SERGEANT PRESTON OF THE YUKON (novel)
Sergeant Bill Preston of the Northwest Mounted Police sets out to maintain law and order in the Yukon, during the gold rush where Stampeders were bent on digging and panning for riches. Claim jumpers, fur thieves, and vengeful natives were among the many challenges of the Yukon. The death of his father, by the hands of the notorious Spike Wilson, was responsible for Preston's admission to the Force. Along the way he saved the lives of innocents, exposed the con men, and raced to the rescue in a wild blizzard in a tale for the ages.

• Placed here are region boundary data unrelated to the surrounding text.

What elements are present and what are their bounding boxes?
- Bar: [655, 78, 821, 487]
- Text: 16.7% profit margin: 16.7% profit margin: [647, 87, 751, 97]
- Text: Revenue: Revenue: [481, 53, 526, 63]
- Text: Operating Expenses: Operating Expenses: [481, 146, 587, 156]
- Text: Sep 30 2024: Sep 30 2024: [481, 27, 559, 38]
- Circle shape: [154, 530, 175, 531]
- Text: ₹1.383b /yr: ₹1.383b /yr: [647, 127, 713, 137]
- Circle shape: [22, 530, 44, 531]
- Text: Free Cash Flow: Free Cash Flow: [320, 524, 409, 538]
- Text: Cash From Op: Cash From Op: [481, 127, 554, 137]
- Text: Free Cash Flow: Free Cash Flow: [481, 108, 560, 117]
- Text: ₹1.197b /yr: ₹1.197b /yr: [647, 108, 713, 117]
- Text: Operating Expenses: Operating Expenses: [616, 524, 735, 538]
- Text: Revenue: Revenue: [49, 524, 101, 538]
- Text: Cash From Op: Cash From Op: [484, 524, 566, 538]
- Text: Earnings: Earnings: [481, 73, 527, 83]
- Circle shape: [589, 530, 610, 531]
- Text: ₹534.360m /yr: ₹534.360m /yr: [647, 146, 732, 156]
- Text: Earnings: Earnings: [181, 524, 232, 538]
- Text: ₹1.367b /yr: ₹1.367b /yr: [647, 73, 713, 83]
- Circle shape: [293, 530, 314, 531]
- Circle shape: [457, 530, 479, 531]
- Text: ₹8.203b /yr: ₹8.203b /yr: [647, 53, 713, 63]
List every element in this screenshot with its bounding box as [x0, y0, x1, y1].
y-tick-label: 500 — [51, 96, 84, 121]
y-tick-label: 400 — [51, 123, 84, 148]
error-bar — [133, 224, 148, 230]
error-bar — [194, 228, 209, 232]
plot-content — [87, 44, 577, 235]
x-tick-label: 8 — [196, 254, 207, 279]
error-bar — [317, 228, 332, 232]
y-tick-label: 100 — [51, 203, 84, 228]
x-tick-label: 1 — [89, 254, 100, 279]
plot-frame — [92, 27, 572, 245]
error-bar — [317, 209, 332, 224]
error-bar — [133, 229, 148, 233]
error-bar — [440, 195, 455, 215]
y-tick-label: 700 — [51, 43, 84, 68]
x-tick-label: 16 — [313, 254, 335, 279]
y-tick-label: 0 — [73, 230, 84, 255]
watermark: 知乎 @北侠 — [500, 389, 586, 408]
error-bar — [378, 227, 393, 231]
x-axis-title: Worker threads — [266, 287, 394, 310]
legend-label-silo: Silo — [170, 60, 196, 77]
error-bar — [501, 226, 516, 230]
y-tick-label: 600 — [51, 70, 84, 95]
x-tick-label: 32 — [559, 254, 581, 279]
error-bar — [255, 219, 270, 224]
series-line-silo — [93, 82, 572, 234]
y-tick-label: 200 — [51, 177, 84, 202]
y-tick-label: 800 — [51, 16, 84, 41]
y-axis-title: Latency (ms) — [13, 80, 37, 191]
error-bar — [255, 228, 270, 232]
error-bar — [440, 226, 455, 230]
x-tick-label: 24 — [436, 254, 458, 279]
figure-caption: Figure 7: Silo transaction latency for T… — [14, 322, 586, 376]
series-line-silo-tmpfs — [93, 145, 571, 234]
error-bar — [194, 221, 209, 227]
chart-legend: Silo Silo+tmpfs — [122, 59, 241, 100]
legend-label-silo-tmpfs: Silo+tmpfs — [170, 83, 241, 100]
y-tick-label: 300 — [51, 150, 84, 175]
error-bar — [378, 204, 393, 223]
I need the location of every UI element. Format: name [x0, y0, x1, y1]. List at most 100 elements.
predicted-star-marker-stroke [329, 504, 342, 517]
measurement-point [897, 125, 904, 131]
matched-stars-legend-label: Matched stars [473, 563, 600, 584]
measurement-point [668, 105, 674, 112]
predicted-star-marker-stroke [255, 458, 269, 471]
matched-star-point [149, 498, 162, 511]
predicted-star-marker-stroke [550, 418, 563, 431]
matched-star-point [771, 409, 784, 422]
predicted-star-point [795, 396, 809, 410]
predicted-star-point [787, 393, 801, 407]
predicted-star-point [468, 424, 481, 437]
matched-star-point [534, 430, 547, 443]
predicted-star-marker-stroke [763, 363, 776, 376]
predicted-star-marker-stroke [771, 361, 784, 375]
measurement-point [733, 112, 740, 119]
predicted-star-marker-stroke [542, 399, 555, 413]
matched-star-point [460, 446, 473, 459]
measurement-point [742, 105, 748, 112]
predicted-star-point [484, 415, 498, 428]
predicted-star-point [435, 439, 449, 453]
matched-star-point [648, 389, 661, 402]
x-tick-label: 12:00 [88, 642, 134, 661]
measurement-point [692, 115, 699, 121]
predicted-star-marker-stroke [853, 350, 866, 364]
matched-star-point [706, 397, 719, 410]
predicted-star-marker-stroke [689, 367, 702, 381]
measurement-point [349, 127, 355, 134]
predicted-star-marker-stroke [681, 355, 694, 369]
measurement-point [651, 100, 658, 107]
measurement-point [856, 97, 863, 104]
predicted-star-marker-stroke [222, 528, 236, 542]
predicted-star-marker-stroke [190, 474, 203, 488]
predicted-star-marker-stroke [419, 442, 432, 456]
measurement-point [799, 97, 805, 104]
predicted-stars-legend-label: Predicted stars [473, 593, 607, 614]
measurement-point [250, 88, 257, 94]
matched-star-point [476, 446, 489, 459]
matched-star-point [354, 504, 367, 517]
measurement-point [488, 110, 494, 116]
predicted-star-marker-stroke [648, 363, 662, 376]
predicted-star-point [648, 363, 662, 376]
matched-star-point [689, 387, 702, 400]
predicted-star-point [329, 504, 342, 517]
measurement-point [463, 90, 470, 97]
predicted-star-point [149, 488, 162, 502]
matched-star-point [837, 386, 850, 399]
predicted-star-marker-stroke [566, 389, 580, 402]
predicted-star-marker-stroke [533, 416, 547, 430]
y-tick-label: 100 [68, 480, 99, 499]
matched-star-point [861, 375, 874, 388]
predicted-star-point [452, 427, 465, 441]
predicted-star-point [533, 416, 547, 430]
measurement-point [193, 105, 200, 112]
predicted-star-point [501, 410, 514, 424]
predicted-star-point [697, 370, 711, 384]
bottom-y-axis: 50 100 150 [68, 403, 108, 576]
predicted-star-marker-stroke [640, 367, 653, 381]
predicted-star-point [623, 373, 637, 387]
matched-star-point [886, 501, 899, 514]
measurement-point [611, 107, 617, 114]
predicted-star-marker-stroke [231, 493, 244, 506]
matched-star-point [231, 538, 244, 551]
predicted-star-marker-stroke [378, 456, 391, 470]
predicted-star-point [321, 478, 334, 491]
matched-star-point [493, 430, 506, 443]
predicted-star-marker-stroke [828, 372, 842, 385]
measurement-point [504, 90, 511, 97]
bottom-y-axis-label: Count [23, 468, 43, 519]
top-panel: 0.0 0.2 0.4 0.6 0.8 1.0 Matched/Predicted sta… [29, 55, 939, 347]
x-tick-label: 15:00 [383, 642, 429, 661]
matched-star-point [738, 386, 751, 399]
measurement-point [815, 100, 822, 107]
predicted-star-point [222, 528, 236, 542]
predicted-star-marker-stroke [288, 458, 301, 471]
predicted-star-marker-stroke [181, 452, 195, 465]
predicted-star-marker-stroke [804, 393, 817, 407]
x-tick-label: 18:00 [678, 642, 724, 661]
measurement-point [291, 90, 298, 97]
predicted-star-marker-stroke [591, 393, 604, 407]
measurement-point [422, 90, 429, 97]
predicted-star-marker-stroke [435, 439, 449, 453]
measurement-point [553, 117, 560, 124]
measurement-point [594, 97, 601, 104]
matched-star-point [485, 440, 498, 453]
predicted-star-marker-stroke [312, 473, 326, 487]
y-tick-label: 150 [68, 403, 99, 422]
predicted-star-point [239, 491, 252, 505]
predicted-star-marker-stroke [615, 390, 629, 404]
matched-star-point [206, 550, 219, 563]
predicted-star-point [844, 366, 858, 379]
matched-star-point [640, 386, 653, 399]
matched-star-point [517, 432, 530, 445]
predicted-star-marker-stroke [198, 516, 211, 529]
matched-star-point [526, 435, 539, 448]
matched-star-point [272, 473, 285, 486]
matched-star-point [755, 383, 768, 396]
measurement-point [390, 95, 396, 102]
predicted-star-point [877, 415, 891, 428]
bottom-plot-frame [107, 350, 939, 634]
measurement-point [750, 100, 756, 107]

Contrary to popular belief, very little has been documented about the long-running radio program, which was broadcast from 1939 to 1955. Because the radio broadcasts were never recorded until 1943, the first four years have been virtually unexplored. Tom Dougall, inspired by the tales of Jack London, was the sole writer and established a mythos and epic that no one is aware of -- until now. Before Yukon King there was Mogo, but a passing of the torch presented a different origin of Yukon King that was later explored in 1951 and 1953. Preston's first sidekick, Terry Shea, suffered exposure at the hands of criminals, making way for a new sidekick, a French-Canadian named Pierre.
Such details are not documented anywhere. Recent reading and review of all the 1939 radio scripts verified the epic that was so good it had to be adapted into a novel. Along the way, Preston's vendetta against Spike Wilson, and historical perspective, bridges the scenes to provide a novel worthy of reading. If you are a fan of CHALLENGE OF THE YUKON (a.k.a. SERGEANT PRESTON OF THE YUKON), this novel will provide you with the 1939 epic that does not exist in recorded form.